Tuesday, September 23, 2014

New and noteworthy in ODI 12.1.3 XML driver

Rich metadata

One of the most important features added to the XML (and by extension Complex File) driver in Oracle Data Integrator 12.1.3 is support for user-control of generated table names, column names, column datatype, column length and column precision. This is made possible by the user being able to add custom attributes to those elements/attributes whose corresponding relational (and by extension the ODI Datastore) structure they want to control.

Why add this to XSD?
Some users might ask this question. For example, the ODI LDAP driver allows you to specify an 'alias_bundle' where LDAP DN names can be aliased to a more meaningful table name. The down side to this is that it becomes another file that you need to keep and move around according as the location of your Agent that actually performs the execution.

Details about this feature can be found in the XML driver documentation here. However here are couple of tips that will be of use.
  • XML driver creates tables for complex elements as well as elements of simple type with maxOccurs > 1. In the latter case a table is created for the element and the data in each of the element instances in the XML is stored in a column with the name '_DATA'. If user wants to control the datatype, length or precision of this column, user can go ahead and add column metadata to this element.
  • Tables cannot store data from multiple elements. Suppose you have a global element of complex type or maxOccurs > 1 in your XSD and also more than one place in your XSD where this element is used via 'ref'. In this case you cannot control the table name for this element.

Recursion support

Until 12.1.3, compat_mode=v3 mode did not support recursive XML structures. If user supplied an XSD with recursive structure, it would result in an exception that said in effect 'recursion not supported'. From 12.1.3 onwards the driver supports recursion. More information may be found in this post.

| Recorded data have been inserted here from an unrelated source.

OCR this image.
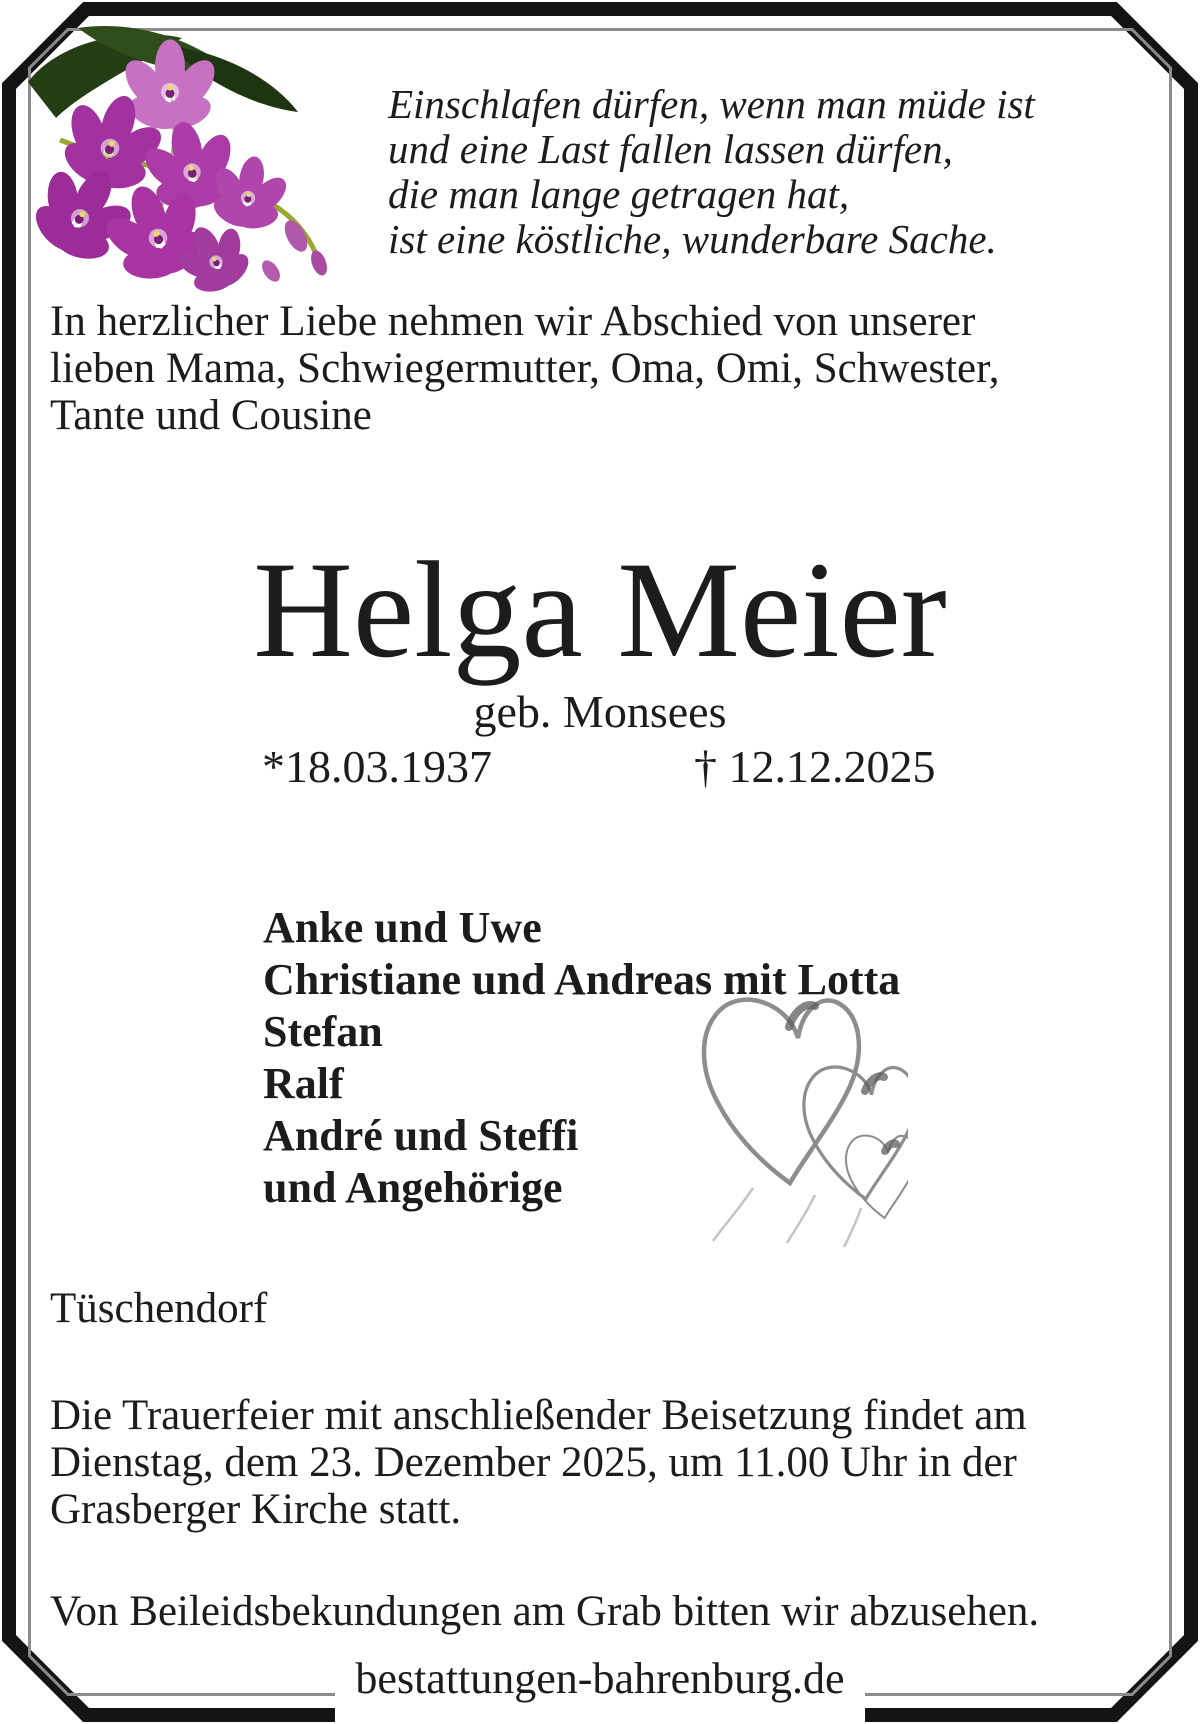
Einschlafen dürfen, wenn man müde ist
und eine Last fallen lassen dürfen,
die man lange getragen hat,
ist eine köstliche, wunderbare Sache.
In herzlicher Liebe nehmen wir Abschied von unserer
lieben Mama, Schwiegermutter, Oma, Omi, Schwester,
Tante und Cousine
Helga Meier
geb. Monsees
*18.03.1937	† 12.12.2025
Anke und Uwe
Christiane und Andreas mit Lotta
Stefan
Ralf
André und Steffi
und Angehörige
Tüschendorf
Die Trauerfeier mit anschließender Beisetzung findet am
Dienstag, dem 23. Dezember 2025, um 11.00 Uhr in der
Grasberger Kirche statt.
Von Beileidsbekundungen am Grab bitten wir abzusehen.
bestattungen-bahrenburg.de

ODI XML driver and recursion

The serpent Set swallowing its tail


Most well-designed XSDs avoid recursion. But certain XSDs that are generated by frameworks or by naive Object hierarchy to XML hierarchy conversion tools make heavy use of recursion. In the v2 mode of XML driver this was handled in a spotty manner. Relational structures get created, but data may or may not be populated properly. Some element data may disappear altogether. The v3 mode driver that was introduced in ODI 11.1.1.7.0 and made the default in ODI 12.1.2 uses element xpath to uniquely identify an element. This causes a problem with recursion since each recursion occurrence is a unique xpath and will lead to creation of a new table ad infinitum. This will result in a StackOverflowError. To avoid this, 11.1.7.0 and 12.1.2 XML drivers raise error when recursion is detected.

Breaking the chains


It is obvious that avoiding recursion is not the answer. Hence in ODI 12.1.3 recursion support was added to v3 mode. Broadly speaking there are two types of recursion - self-recursion and multi-element recursion. An example for self-recursion is /CustomerOrder/Order/Order. Multi-element recursion - which is more common - can be exemplified by /CustomerOrders/Order/Return/Order.

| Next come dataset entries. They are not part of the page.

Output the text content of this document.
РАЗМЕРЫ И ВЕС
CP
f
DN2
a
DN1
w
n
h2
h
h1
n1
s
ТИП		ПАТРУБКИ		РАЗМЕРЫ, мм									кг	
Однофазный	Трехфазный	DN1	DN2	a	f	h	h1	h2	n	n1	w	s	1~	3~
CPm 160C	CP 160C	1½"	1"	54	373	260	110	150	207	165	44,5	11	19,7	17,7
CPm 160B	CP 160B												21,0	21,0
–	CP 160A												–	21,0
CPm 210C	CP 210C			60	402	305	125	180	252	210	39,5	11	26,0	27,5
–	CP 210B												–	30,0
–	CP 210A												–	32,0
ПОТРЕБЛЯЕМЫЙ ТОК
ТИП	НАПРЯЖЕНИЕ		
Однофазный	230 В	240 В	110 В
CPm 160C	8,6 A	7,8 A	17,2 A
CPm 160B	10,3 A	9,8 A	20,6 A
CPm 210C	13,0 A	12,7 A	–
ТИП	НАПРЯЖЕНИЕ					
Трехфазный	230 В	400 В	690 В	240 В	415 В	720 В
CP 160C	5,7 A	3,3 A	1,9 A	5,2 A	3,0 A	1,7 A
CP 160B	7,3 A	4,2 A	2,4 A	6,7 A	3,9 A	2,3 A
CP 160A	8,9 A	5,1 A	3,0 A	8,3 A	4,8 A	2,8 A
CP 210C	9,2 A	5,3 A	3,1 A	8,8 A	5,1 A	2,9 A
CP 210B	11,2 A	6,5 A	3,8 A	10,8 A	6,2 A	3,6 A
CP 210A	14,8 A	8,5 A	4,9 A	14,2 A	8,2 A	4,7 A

XML driver breaks the recursion loop by first detecting the recursion and then identifying the recursion head and recursion tail. For self-recursion, recursion head == recursion tail. In the multi-element recursion above, the recursion head is /CustomerOrders/Order and the recursion tail is /CustomerOrders/Order/Return. Once this information has been identified no further exploration of this hierarchy is performed. /CustomerOrders/Order table will hold the data from all the recursion descendants of 'Order' type and /CustomerOrders/Order/Return table will hold reference to the data for all the recursion descendants of 'Order' type.

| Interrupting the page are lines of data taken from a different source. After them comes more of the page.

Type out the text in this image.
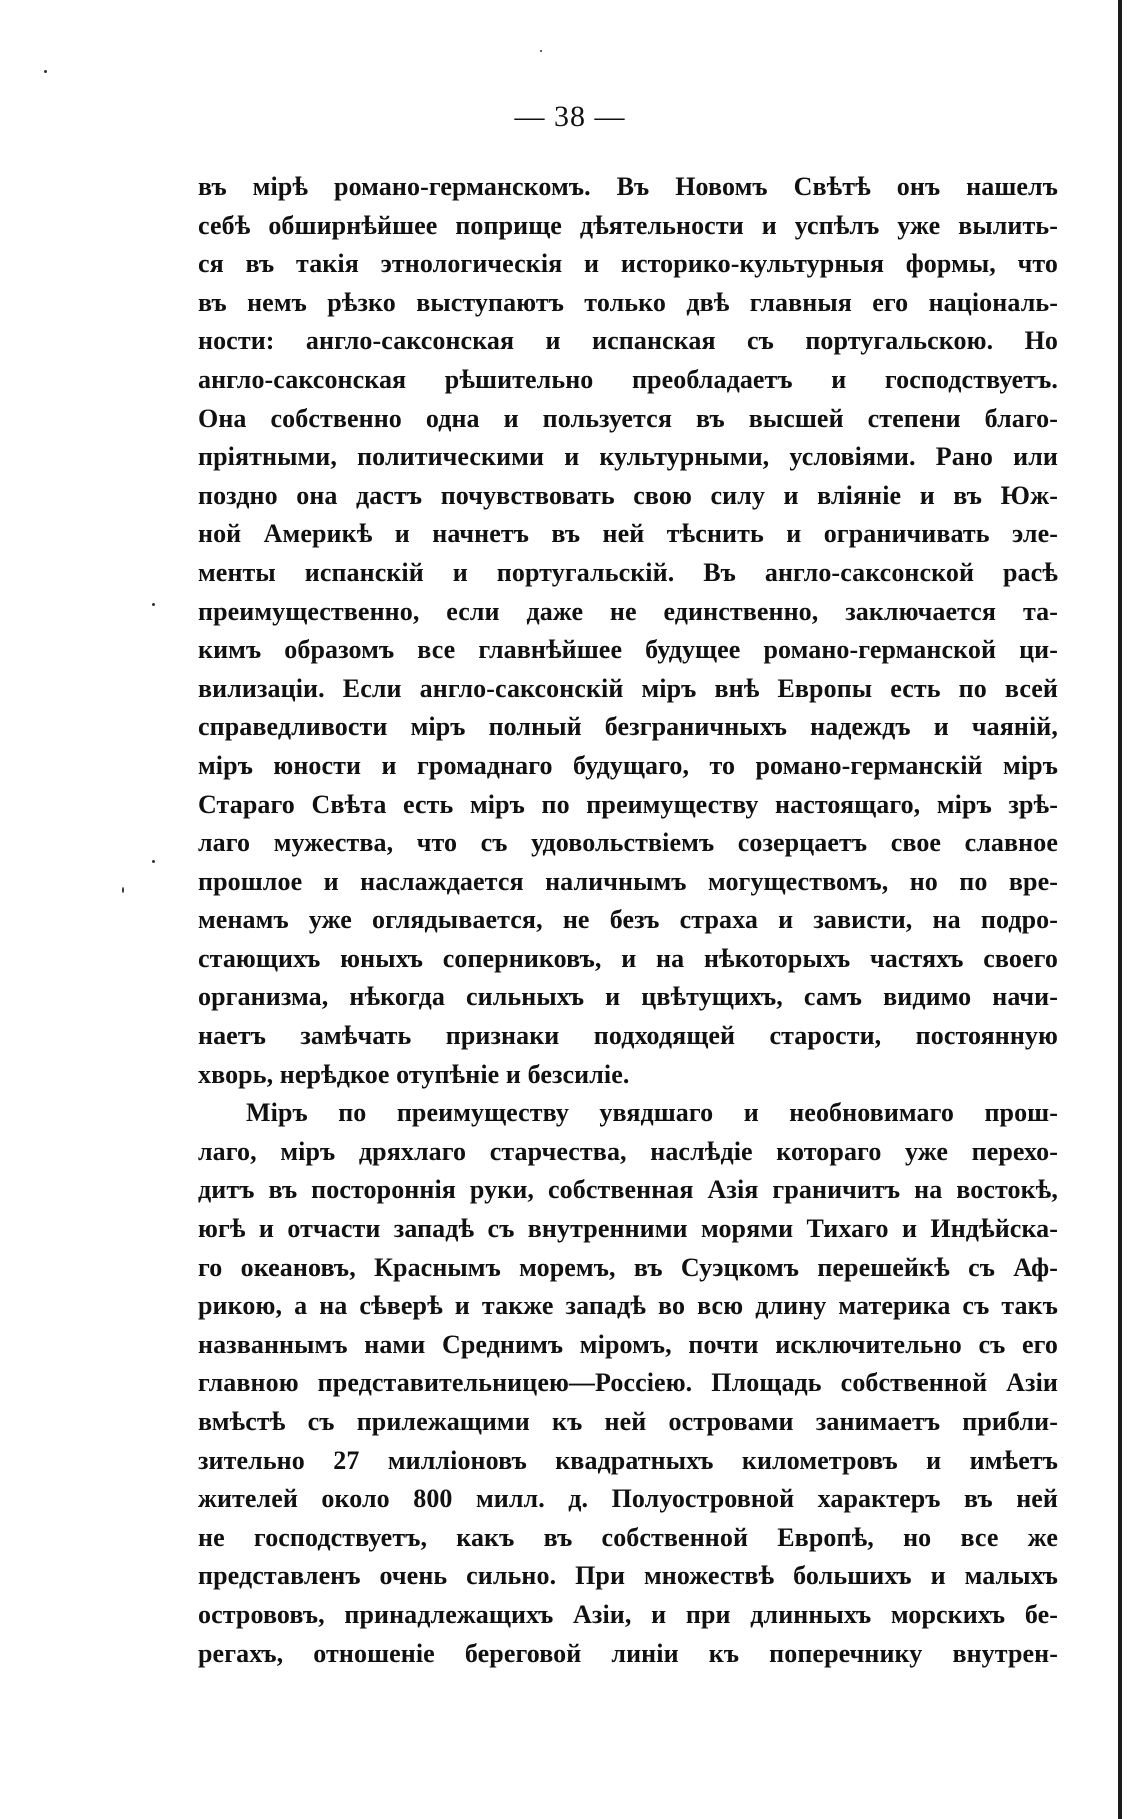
— 38 —
въ мірѣ романо-германскомъ. Въ Новомъ Свѣтѣ онъ нашелъ
себѣ обширнѣйшее поприще дѣятельности и успѣлъ уже вылить-
ся въ такія этнологическія и историко-культурныя формы, что
въ немъ рѣзко выступаютъ только двѣ главныя его національ-
ности: англо-саксонская и испанская съ португальскою. Но
англо-саксонская рѣшительно преобладаетъ и господствуетъ.
Она собственно одна и пользуется въ высшей степени благо-
пріятными, политическими и культурными, условіями. Рано или
поздно она дастъ почувствовать свою силу и вліяніе и въ Юж-
ной Америкѣ и начнетъ въ ней тѣснить и ограничивать эле-
менты испанскій и португальскій. Въ англо-саксонской расѣ
преимущественно, если даже не единственно, заключается та-
кимъ образомъ все главнѣйшее будущее романо-германской ци-
вилизаціи. Если англо-саксонскій міръ внѣ Европы есть по всей
справедливости міръ полный безграничныхъ надеждъ и чаяній,
міръ юности и громаднаго будущаго, то романо-германскій міръ
Стараго Свѣта есть міръ по преимуществу настоящаго, міръ зрѣ-
лаго мужества, что съ удовольствіемъ созерцаетъ свое славное
прошлое и наслаждается наличнымъ могуществомъ, но по вре-
менамъ уже оглядывается, не безъ страха и зависти, на подро-
стающихъ юныхъ соперниковъ, и на нѣкоторыхъ частяхъ своего
организма, нѣкогда сильныхъ и цвѣтущихъ, самъ видимо начи-
наетъ замѣчать признаки подходящей старости, постоянную
хворь, нерѣдкое отупѣніе и безсиліе.
Міръ по преимуществу увядшаго и необновимаго прош-
лаго, міръ дряхлаго старчества, наслѣдіе котораго уже перехо-
дитъ въ постороннія руки, собственная Азія граничитъ на востокѣ,
югѣ и отчасти западѣ съ внутренними морями Тихаго и Индѣйска-
го океановъ, Краснымъ моремъ, въ Суэцкомъ перешейкѣ съ Аф-
рикою, а на сѣверѣ и также западѣ во всю длину материка съ такъ
названнымъ нами Среднимъ міромъ, почти исключительно съ его
главною представительницею—Россіею. Площадь собственной Азіи
вмѣстѣ съ прилежащими къ ней островами занимаетъ прибли-
зительно 27 милліоновъ квадратныхъ километровъ и имѣетъ
жителей около 800 милл. д. Полуостровной характеръ въ ней
не господствуетъ, какъ въ собственной Европѣ, но все же
представленъ очень сильно. При множествѣ большихъ и малыхъ
острововъ, принадлежащихъ Азіи, и при длинныхъ морскихъ бе-
регахъ, отношеніе береговой линіи къ поперечнику внутрен-
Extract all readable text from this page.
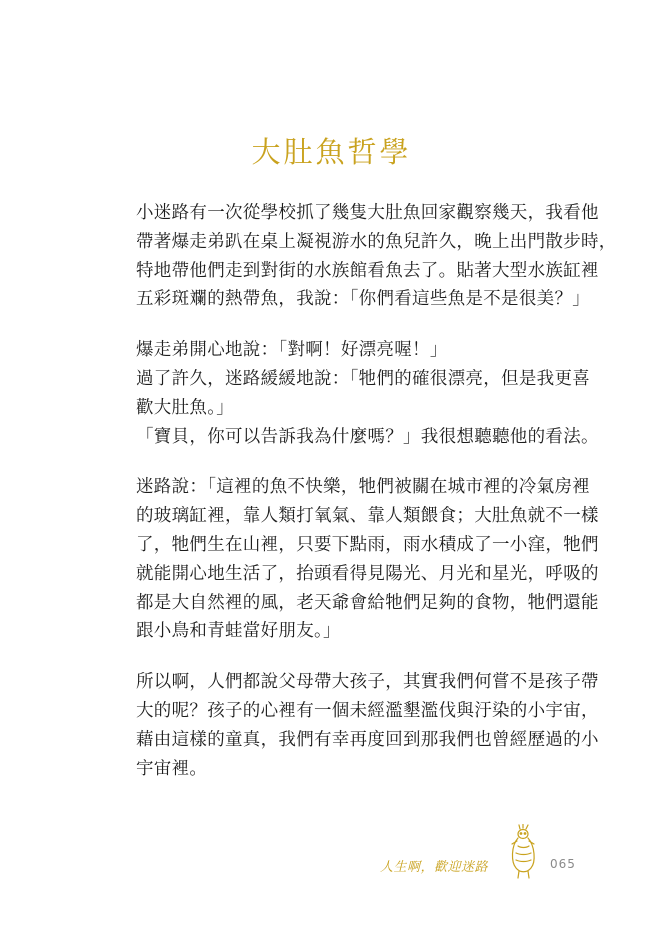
大肚魚哲學
小迷路有一次從學校抓了幾隻大肚魚回家觀察幾天，我看他
帶著爆走弟趴在桌上凝視游水的魚兒許久，晚上出門散步時，
特地帶他們走到對街的水族館看魚去了。貼著大型水族缸裡
五彩斑斕的熱帶魚，我說：「你們看這些魚是不是很美？」
爆走弟開心地說：「對啊！好漂亮喔！」
過了許久，迷路緩緩地說：「牠們的確很漂亮，但是我更喜
歡大肚魚。」
「寶貝，你可以告訴我為什麼嗎？」我很想聽聽他的看法。
迷路說：「這裡的魚不快樂，牠們被關在城市裡的冷氣房裡
的玻璃缸裡，靠人類打氧氣、靠人類餵食；大肚魚就不一樣
了，牠們生在山裡，只要下點雨，雨水積成了一小窪，牠們
就能開心地生活了，抬頭看得見陽光、月光和星光，呼吸的
都是大自然裡的風，老天爺會給牠們足夠的食物，牠們還能
跟小鳥和青蛙當好朋友。」
所以啊，人們都說父母帶大孩子，其實我們何嘗不是孩子帶
大的呢？孩子的心裡有一個未經濫墾濫伐與汙染的小宇宙，
藉由這樣的童真，我們有幸再度回到那我們也曾經歷過的小
宇宙裡。
人生啊，歡迎迷路	065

So one thing a user may expect with recursion is that even if your XML data has, say 100 levels of recursion, the XML datastores will only have one level representing this whole recursion hierarchy. The driver takes care of folding in and unfolding out the XML data as it is read in or written out. However, if user wants to perform a mapping from or to such a datastore, then they need to make sure that they pay attention to the PK-FKs on the tables so that the mappings to or from different recursion levels do not overlap.  For self-recursion, the ORDER table will have, as usual, an ORDERPK column. In addition it will also have an ORDERFK column. An Order element having an Order child will have the child element's PK reference in the ORDERFK column. In a similar manner, for the multi-element recursion example, RETURN table will have an ORDERFK column that will contain reference to Order children of Return.